1. Adakah perbedaan pertumbuhan berat cacing Lumbricus rubellus atas dasar

perbedaaan konsentrasi fermentasi dedak padi yang diberikan?

2. Adakah perbedaan pertumbuhan panjang cacing Lumbricus rubellus atas

dasar perbedaaan konsentrasi fermentasi dedak padi yang diberikan?


5

3. Adakah perbedaan pertumbuhan berat cacing Lumbricus rubellus atas dasar

perbedaaan konsentrasi ampas tahu yang diberikan?

4. Adakah perbedaan pertumbuhan panjang cacing Lumbricus rubellus atas

dasar perbedaaan konsentrasi ampas tahu yang diberikan?

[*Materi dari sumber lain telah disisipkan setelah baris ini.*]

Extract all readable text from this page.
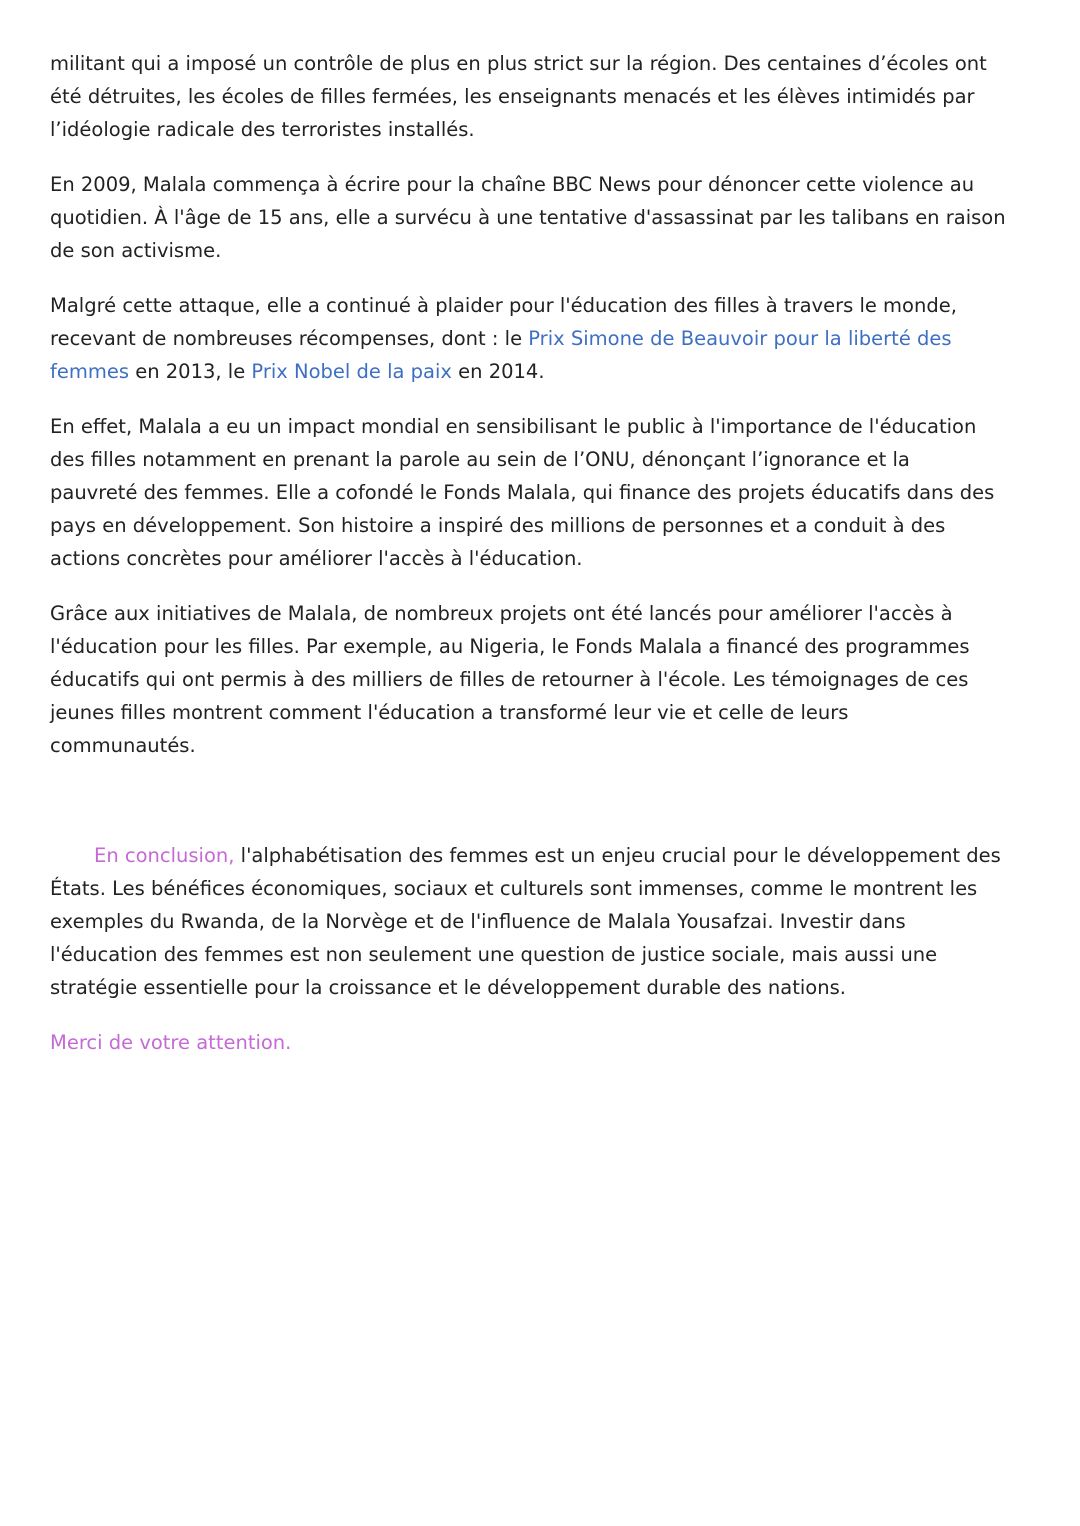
militant qui a imposé un contrôle de plus en plus strict sur la région. Des centaines d’écoles ont
été détruites, les écoles de filles fermées, les enseignants menacés et les élèves intimidés par
l’idéologie radicale des terroristes installés.

En 2009, Malala commença à écrire pour la chaîne BBC News pour dénoncer cette violence au
quotidien. À l'âge de 15 ans, elle a survécu à une tentative d'assassinat par les talibans en raison
de son activisme.

Malgré cette attaque, elle a continué à plaider pour l'éducation des filles à travers le monde,
recevant de nombreuses récompenses, dont : le Prix Simone de Beauvoir pour la liberté des
femmes en 2013, le Prix Nobel de la paix en 2014.

En effet, Malala a eu un impact mondial en sensibilisant le public à l'importance de l'éducation
des filles notamment en prenant la parole au sein de l’ONU, dénonçant l’ignorance et la
pauvreté des femmes. Elle a cofondé le Fonds Malala, qui finance des projets éducatifs dans des
pays en développement. Son histoire a inspiré des millions de personnes et a conduit à des
actions concrètes pour améliorer l'accès à l'éducation.

Grâce aux initiatives de Malala, de nombreux projets ont été lancés pour améliorer l'accès à
l'éducation pour les filles. Par exemple, au Nigeria, le Fonds Malala a financé des programmes
éducatifs qui ont permis à des milliers de filles de retourner à l'école. Les témoignages de ces
jeunes filles montrent comment l'éducation a transformé leur vie et celle de leurs
communautés.

En conclusion, l'alphabétisation des femmes est un enjeu crucial pour le développement des
États. Les bénéfices économiques, sociaux et culturels sont immenses, comme le montrent les
exemples du Rwanda, de la Norvège et de l'influence de Malala Yousafzai. Investir dans
l'éducation des femmes est non seulement une question de justice sociale, mais aussi une
stratégie essentielle pour la croissance et le développement durable des nations.

Merci de votre attention.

5. Adakah interaksi antara pemberian konsentrasi fermentasi dedak padi dengan

konsentrasi ampas tahu terhadap pertumbuhan berat dan panjang cacing

Lumbricus rubellus?

6. Bagaimana hasil penelitian ini dapat dikaji sebagai sumber belajar dalam

pembelajaran Biologi?

1.3 Tujuan Penelitian

1. Menganalisis perbedaan pertumbuhan berat cacing Lumbricus rubellus

setelah pemberian pakan konsentrasi fermentasi dedak padi.

2. Menganalisis perbedaan pertumbuhan panjang cacing Lumbricus rubellus

setelah pemberian pakan konsentrasi fermentasi dedak padi.

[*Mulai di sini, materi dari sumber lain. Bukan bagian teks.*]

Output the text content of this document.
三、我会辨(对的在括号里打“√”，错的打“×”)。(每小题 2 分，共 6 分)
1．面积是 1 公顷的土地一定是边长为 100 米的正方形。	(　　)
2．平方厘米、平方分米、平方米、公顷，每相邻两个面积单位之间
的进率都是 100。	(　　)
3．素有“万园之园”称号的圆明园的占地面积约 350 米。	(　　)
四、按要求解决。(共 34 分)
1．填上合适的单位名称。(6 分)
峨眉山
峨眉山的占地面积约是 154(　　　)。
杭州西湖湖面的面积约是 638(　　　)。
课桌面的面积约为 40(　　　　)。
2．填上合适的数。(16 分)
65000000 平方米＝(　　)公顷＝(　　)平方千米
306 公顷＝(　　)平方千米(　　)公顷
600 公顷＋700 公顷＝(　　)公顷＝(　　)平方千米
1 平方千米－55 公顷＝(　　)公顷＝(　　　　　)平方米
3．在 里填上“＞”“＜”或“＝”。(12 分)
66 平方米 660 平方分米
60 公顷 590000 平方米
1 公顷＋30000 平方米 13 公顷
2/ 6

3. Menganalisis perbedaan pertumbuhan berat cacing Lumbricus rubellus

setelah pemberian pakan konsentrasi pakan ampas tahu.

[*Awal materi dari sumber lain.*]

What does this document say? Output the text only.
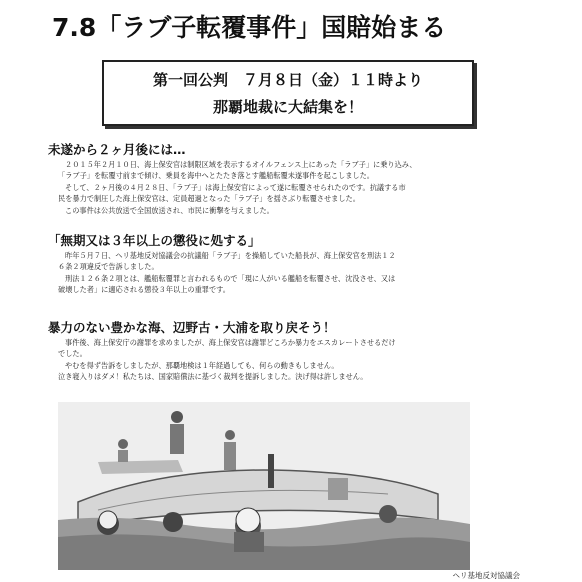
7.8「ラブ子転覆事件」国賠始まる
第一回公判　７月８日（金）１１時より
那覇地裁に大結集を！
未遂から２ヶ月後には…
２０１５年２月１０日、海上保安官は制限区域を表示するオイルフェンス上にあった「ラブ子」に乗り込み、
「ラブ子」を転覆寸前まで傾け、乗員を海中へとたたき落とす艦船転覆未遂事件を起こしました。
そして、２ヶ月後の４月２８日、「ラブ子」は海上保安官によって遂に転覆させられたのです。抗議する市
民を暴力で制圧した海上保安官は、定員超過となった「ラブ子」を揺さぶり転覆させました。
この事件は公共放送で全国放送され、市民に衝撃を与えました。
「無期又は３年以上の懲役に処する」
昨年５月７日、ヘリ基地反対協議会の抗議船「ラブ子」を操船していた船長が、海上保安官を刑法１２
６条２項違反で告訴しました。
刑法１２６条２項とは、艦船転覆罪と言われるもので「現に人がいる艦船を転覆させ、沈没させ、又は
破壊した者」に適応される懲役３年以上の重罪です。
暴力のない豊かな海、辺野古・大浦を取り戻そう！
事件後、海上保安庁の謝罪を求めましたが、海上保安官は謝罪どころか暴力をエスカレートさせるだけ
でした。
やむを得ず告訴をしましたが、那覇地検は１年経過しても、何らの動きもしません。
泣き寝入りはダメ！私たちは、国家賠償法に基づく裁判を提訴しました。決げ得は許しません。
ヘリ基地反対協議会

4. Menganalisis perbedaan pertumbuh panjang cacing Lumbricus rubellus

setelah pemberian pakan konsentrasi pakan ampas tahu.

5. Menganalisis perbedaan pemberian interaksi komposisi pakan fermentasi

dedak padi dan dengan konsentrasi ampas tahu terhadap pertumbuhan berat

dan panjang cacing Lumbricus rubellus.


6

6. Mengetahui hasil penelitian ini dapat dikaji sebagai sumber belajar dalam

pebelajaran Biologi.

1.4 Manfaat Penelitian

1.4.1. Secara Teoritis

Menambah wawasan ilmu pengetahuan bagi peneliti pada pengetahuan

mengenai proses untuk mengolah dan memanfaatkan limbah dedak padi menjadi

pakan cacing Lumbricus rubellus yang bermanfaat untuk pembudidaya cacing.

1.4.2. Secara Paraktis

1. Bagi masyarakat: (1) menginformasikan kepada masyarakat pembudidaya

cacing tanah dalam meningkatkan pemanfaatan limbah organik khususnya

limbah dedak padi dan ampas tahu agar dapat digunakan sebagai bahan pakan

cacing tanah, (2) memberi pengetahuan mengenai kandungan kimia dari

limbah dedak padi yang telah difermentasi serta ampas tahu agar dapat

menarik perhatian masyarakat untuk melakukan usaha yang dapat

meningkatkan pendapatan masyarakat dalam pengelolahan limbah, (3) hasil

penelitian ini dapat dimanfaatkan sebagai sumber belajar.

2. Bagi peneliti lain: (1) sebagai dasar untuk melakukan penelitian lebih lanjut

terkait pemanfaatan limbah organik, khususnya limbah dedak padi dan ampas

tahu.
7

1.5 Definisi Istilah

1. Limbah adalah hasil buangan yang dihasilkan dari suatu proses produksi baik

industri maupun domestik (rumah tangga) yang kehadirannya pada suatu saat

dan tempat tertentu tidak dikehendaki lingkungan karena tidak memiliki nilai

ekonomis (Habibi & Marwan, 2018).

2. Dedak padi (rice bran) merupakan sisa dari penggilingan padi yang

dimanfaatkan sebagai sumber energi pada pakan ternak dengan kandungan

serat kasar berkisar 6–27 % (Sufi et al., 2014).

3. Fermentasi merupakan teknologi pengolahan bahan makanan secara biologis

yang melibatkan aktivitas mikroorganisme guna memperbaiki gizi bahan

berkualitas rendah (Sufi et al., 2014).

4. Pertumbuhan adalah perubahan yang bersifat kuantitatif, yaitu bertambahnya


jumlah ukuran, dimensi pada tingkat sel organ maupun individu anak

(Wahyuningsih, 2017).

5. Ampas tahu merupakan produk sisa dari produksi tahu yang masih memiliki
kandungan protein relatif tinggi, karena pada proses pembuatan tahu tidak

semua protein dapat terekstrak (Rahayu et al., 2016).